Whether this is your child’s first experience with school (as a preschooler or a kindergartener) or is a seasoned pro, there are many things you can do to get ready for that first day. As a child, my favorite was the back to school shopping: getting a new first day of school outfit, and opening the new boxes of crayons and markers and trying them all out. I remember the excitement and bit of nervousness at all the unknowns: who will be in my class, where will I sit, will I like my teachers, what if I get lost or can’t open my locker? I still feel that flutter every fall, as I prepare to start my school year, and as my teenagers get ready to go back to school.
Here are some simple things that may help you and your child prepare:
Begin to move your child’s sleep cycle back to being in line with school.
Kids (especially teenagers) love to sleep late, and stay up late. Begin by getting them up a ½ hour earlier each day for a few days, until they are back on the regular time. If you tire them out during the day (outside physical activities), and turn off electronics (tv, video, etc) they will begin to quiet down and fall asleep earlier.
Talk to your child about school
Ask your child what they are looking forward to, and what their worries are. Keep the conversation light, and keep your discussions positive. If there are many worries, take your child to school for a visit before the first day. Take a walk around the building, play on the playground, find the bathrooms and begin to feel comfortable in the space. To practice getting ready for school and waiting for the bus, you can play games like beat the clock to see who can get their clothes on and backpacks ready before the timer goes off.
If your child is young, there are many great books about going to school and getting ready for the first day. I remember my kids loving “Miss Bindergarten Gets Ready for Kindergarten”. If your child is older, do some turn taking with finishing up the summer reading books, or let them read aloud to you and talk about the book. Turn off the t.v. and read your magazine or latest book, while your kids read their summer reading.
Organize a place for your child to study
Every child needs a consistent quiet place to work on homework. It may be the kitchen table, a desk and chair or a quiet corner in their room. Start working on this now, and let your child know you are thinking about the importance of school work. Help them organize some of their back to school supplies and leave them in their “study area”. Let them make this area theirs, with pictures or special holders for pencils (old coffee cans with material or colorful paper glued on them is a fun project!)
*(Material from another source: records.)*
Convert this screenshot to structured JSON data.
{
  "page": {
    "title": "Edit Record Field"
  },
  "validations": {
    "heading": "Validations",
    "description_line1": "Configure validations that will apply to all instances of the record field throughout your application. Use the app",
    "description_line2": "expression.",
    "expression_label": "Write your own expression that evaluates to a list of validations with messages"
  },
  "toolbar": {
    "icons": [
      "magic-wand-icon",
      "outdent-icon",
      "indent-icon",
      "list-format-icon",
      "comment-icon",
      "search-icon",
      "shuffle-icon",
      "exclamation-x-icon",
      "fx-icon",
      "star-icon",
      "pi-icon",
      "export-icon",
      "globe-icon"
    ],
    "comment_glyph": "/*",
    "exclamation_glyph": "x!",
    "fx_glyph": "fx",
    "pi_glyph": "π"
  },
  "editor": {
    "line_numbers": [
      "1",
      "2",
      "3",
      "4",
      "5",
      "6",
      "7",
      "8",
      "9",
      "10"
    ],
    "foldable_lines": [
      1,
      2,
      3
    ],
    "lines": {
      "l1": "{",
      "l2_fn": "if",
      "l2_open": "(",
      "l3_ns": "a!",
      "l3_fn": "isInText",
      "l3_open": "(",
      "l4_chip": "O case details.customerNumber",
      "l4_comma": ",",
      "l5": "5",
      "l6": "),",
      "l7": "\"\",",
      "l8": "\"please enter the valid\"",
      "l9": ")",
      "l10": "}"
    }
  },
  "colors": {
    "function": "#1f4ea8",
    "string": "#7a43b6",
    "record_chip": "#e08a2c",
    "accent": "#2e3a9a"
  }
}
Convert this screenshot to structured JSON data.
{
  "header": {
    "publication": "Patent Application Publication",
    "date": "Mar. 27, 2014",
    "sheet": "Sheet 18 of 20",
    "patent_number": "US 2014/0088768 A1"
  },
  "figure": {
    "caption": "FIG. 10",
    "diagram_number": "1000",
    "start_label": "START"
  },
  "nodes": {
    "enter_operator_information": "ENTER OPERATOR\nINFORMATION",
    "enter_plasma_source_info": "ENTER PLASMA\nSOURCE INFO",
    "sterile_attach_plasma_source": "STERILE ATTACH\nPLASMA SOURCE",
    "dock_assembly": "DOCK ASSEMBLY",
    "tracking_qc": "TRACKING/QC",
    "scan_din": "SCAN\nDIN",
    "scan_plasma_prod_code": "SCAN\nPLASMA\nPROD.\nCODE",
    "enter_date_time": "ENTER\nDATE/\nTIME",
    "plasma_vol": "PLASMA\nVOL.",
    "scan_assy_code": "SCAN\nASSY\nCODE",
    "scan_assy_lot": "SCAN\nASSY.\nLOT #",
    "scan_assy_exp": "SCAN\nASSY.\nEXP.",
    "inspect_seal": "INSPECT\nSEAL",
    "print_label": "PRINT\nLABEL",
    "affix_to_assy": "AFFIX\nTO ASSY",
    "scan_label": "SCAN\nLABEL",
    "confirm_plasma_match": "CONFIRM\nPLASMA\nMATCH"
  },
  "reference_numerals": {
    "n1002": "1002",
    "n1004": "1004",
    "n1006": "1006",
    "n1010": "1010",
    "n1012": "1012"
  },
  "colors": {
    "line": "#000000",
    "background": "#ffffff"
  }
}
Enjoy the last days of summer with some fun family activities
Take a walk as a family, make a collage of some pictures of the things you did during the summer, or cook out with some friends. Let your child plan one special activity they would like to do before school starts. When my kids were young, they actually loved to “play school”. They got to be the teacher, and mom and dad had to be the students. This is a great activity, with lots of laughs (and you may get a sneak peek at how they are feeling about school!).